Dominique Strauss-Kahn questioned by French police over sexual assault allegations
Dominique Strauss-Kahn has been questioned by police "at his own request" over allegations he tried to rape a French writer.
Tristane Banon, 32, filed a complaint this summer alleging that the former International Monetary Fund chief sexually assaulted her in a Paris apartment in 2003 where he had invited her to interview him for a book she was writing.
Mr Strauss-Kahn's three-hour police interview as a "witness" came just over a week after the 62-year old economist returned to France after charges of sexually assaulting a hotel chambermaid in New York were dropped.
Miss Banon said the economist lunged at her like a "rutting chimpanzee" and she had to fend him off with kicks and punches as he ignored her cries of "rape".
Mr Strauss-Kahn is suing her for defamation, alleging she made up the "imaginary" assault as a publicity stunt.
Police are now conducting a preliminary investigation into Miss Banon's allegations to see if there is enough evidence to press charges. They have already interviewed friends, family members and other politicians in the investigation, including Miss Banon's mother - once Mr Strauss-Kahn's lover - and François Hollande, polled as most likely to be the Socialists' presidential candidate.
Mr Strauss-Kahn's lawyers Frédérique Baulieu and Henri Leclerc said on Monday: "At the request of Mr Strauss-Kahn, this interview is taking place as early as possible in the timetable of the investigation."
Miss Banon told The Daily Telegraph over the weekend she was "sickened" by the "hero's welcome" he received on his return to France from the US.
"What has been happening over the past six days makes me feel sick," she wrote.
"I cannot believe that my country gives a hero's welcome to a man who has not been cleared.
"I hear people telling me of their disgust, I feed off their support to remain upright, yet I am the one who bows my head and hugs the walls while others laugh at the cameras."
She has called for a demonstration on September 24 in front of Paris's criminal court to demand a trial.

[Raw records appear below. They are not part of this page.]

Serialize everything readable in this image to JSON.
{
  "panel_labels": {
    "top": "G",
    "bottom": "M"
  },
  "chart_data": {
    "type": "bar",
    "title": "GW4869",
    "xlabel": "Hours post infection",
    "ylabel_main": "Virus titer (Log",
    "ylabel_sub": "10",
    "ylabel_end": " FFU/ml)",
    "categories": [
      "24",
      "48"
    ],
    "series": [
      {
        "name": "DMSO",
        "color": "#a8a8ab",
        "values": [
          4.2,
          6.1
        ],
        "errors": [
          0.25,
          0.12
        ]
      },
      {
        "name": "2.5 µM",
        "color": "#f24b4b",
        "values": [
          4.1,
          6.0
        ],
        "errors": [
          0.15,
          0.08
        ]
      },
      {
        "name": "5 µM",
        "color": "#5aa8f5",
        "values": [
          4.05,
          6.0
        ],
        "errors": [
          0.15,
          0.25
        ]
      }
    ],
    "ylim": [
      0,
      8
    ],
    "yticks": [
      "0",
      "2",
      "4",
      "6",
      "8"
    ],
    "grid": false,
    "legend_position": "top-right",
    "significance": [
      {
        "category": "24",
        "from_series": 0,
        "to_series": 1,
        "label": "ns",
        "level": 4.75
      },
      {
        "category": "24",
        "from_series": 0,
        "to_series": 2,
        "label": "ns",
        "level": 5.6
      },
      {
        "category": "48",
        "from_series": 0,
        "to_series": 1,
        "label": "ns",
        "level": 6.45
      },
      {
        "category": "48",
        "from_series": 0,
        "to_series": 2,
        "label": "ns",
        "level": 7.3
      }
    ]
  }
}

Mr Strauss-Kahn's return has embarrassed the opposition French Socialist party, about to launch presidential primaries. Its former leader Martine Aubry, a presidential hopeful, said Mr Strauss-Kahn "must explain himself" to party colleagues.
Before his arrest in New York in May, he had been the Socialist party's favourite to challenge Nicolas Sarkozy next April, with polls predicting he would win comfortably.
Attempted rape charges were dropped in New York after prosecutors ruled that chambermaid Nafissatou Diallo had later lied to police and was "unreliable". Mr Strauss-Kahn had always insisted sex was consensual.
He still faces a civil lawsuit in the US.